Se anche la scuola si trasforma in ghetto
Quelli che cercano l’integrazione e lo ius soli l’hanno trovato. Basta che vadano a Padova alla scuola elementare Rosmini e se ne rendono conto, quelli che predicano l’accoglienza a tutti i costi, quelli che pretendono che nelle mense scolastiche non si mangi carne di maiale e si rispetti il ramadan finalmente sono accontentati.
Una classe del Rosmini è dedicata solo agli immigrati, sui banchi vi sono solo ragazzini extracomunitari di ogni dove e di ogni lingua, tranne che italiano. 24 bambini tutti provenienti da lontanissimo.

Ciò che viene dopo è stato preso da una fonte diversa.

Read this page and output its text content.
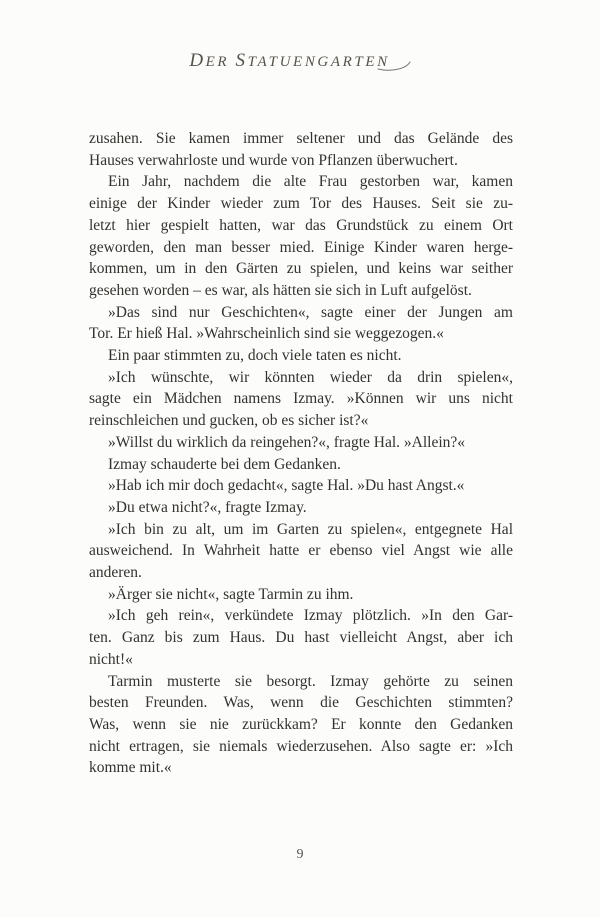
DER STATUENGARTEN
zusahen. Sie kamen immer seltener und das Gelände des
Hauses verwahrloste und wurde von Pflanzen überwuchert.
Ein Jahr, nachdem die alte Frau gestorben war, kamen
einige der Kinder wieder zum Tor des Hauses. Seit sie zu-
letzt hier gespielt hatten, war das Grundstück zu einem Ort
geworden, den man besser mied. Einige Kinder waren herge-
kommen, um in den Gärten zu spielen, und keins war seither
gesehen worden – es war, als hätten sie sich in Luft aufgelöst.
»Das sind nur Geschichten«, sagte einer der Jungen am
Tor. Er hieß Hal. »Wahrscheinlich sind sie weggezogen.«
Ein paar stimmten zu, doch viele taten es nicht.
»Ich wünschte, wir könnten wieder da drin spielen«,
sagte ein Mädchen namens Izmay. »Können wir uns nicht
reinschleichen und gucken, ob es sicher ist?«
»Willst du wirklich da reingehen?«, fragte Hal. »Allein?«
Izmay schauderte bei dem Gedanken.
»Hab ich mir doch gedacht«, sagte Hal. »Du hast Angst.«
»Du etwa nicht?«, fragte Izmay.
»Ich bin zu alt, um im Garten zu spielen«, entgegnete Hal
ausweichend. In Wahrheit hatte er ebenso viel Angst wie alle
anderen.
»Ärger sie nicht«, sagte Tarmin zu ihm.
»Ich geh rein«, verkündete Izmay plötzlich. »In den Gar-
ten. Ganz bis zum Haus. Du hast vielleicht Angst, aber ich
nicht!«
Tarmin musterte sie besorgt. Izmay gehörte zu seinen
besten Freunden. Was, wenn die Geschichten stimmten?
Was, wenn sie nie zurückkam? Er konnte den Gedanken
nicht ertragen, sie niemals wiederzusehen. Also sagte er: »Ich
komme mit.«
9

In una classe dell’Istituto Tecnico Schiapparelli-Gramsci di Milano su 26 alunni vi sono solo tre studenti italiani.
Alle elementari di Via Paravia a Milano su un totale di 131 alunni ben 126 sono extracomunitari e appena cinque ragazzini connazionali (evidentemente impossibilitati a frequentare altre scuole).
Quelli che possono scappano tutti.
Ed è parecchio normale che questa ghettizzazione proseguirà ad oltranza poiché in quelle classi l’insegnamento procede a rilento, a passo di lumaca, principalmente per la lingua italiana visto che quasi nessuno di loro riesce ad esprimersi nell’idioma nazionale in quanto nelle loro case si continua a parlare e conversare nella lingua di origine. Non comprendendo la nostra lingua l’insegnante è costretta a ripetere a lungo con perdite di tempo infinito.
Di conseguenza il bambino straniero si sente ulteriormente isolato. Quei pochi bambini extracomunitari che vogliono integrarsi incontrano difficoltà perché non possono parlare in italiano con chi la nostra lingua non la conosce o la conosce male.
Addirittura alla Rosmini di Padova qualche professore ha proposto di insegnare in inglese inventandosi un “Italiano Due”, ciò servirebbe solo ad allontanarlo ulteriormente, oltretutto specificano che non sarebbero obbligati ad impararlo bene. Insomma un pastrocchio all’italiana.
Quanto gli extracomunitari disdegnano di integrarsi lo dimostra il fatto che continuano a frequentarsi solo tra di loro e ad esprimersi nella loro lingua, ove esiste una comunità consistente hanno aperto attività commerciale in cui si vendono prodotti del loro paese, vestono secondo le loro usanze e tradizioni.
In sostanza desiderano trapiantare un pezzo della loro terra nella penisola. Vi è chi li definisce ghetti.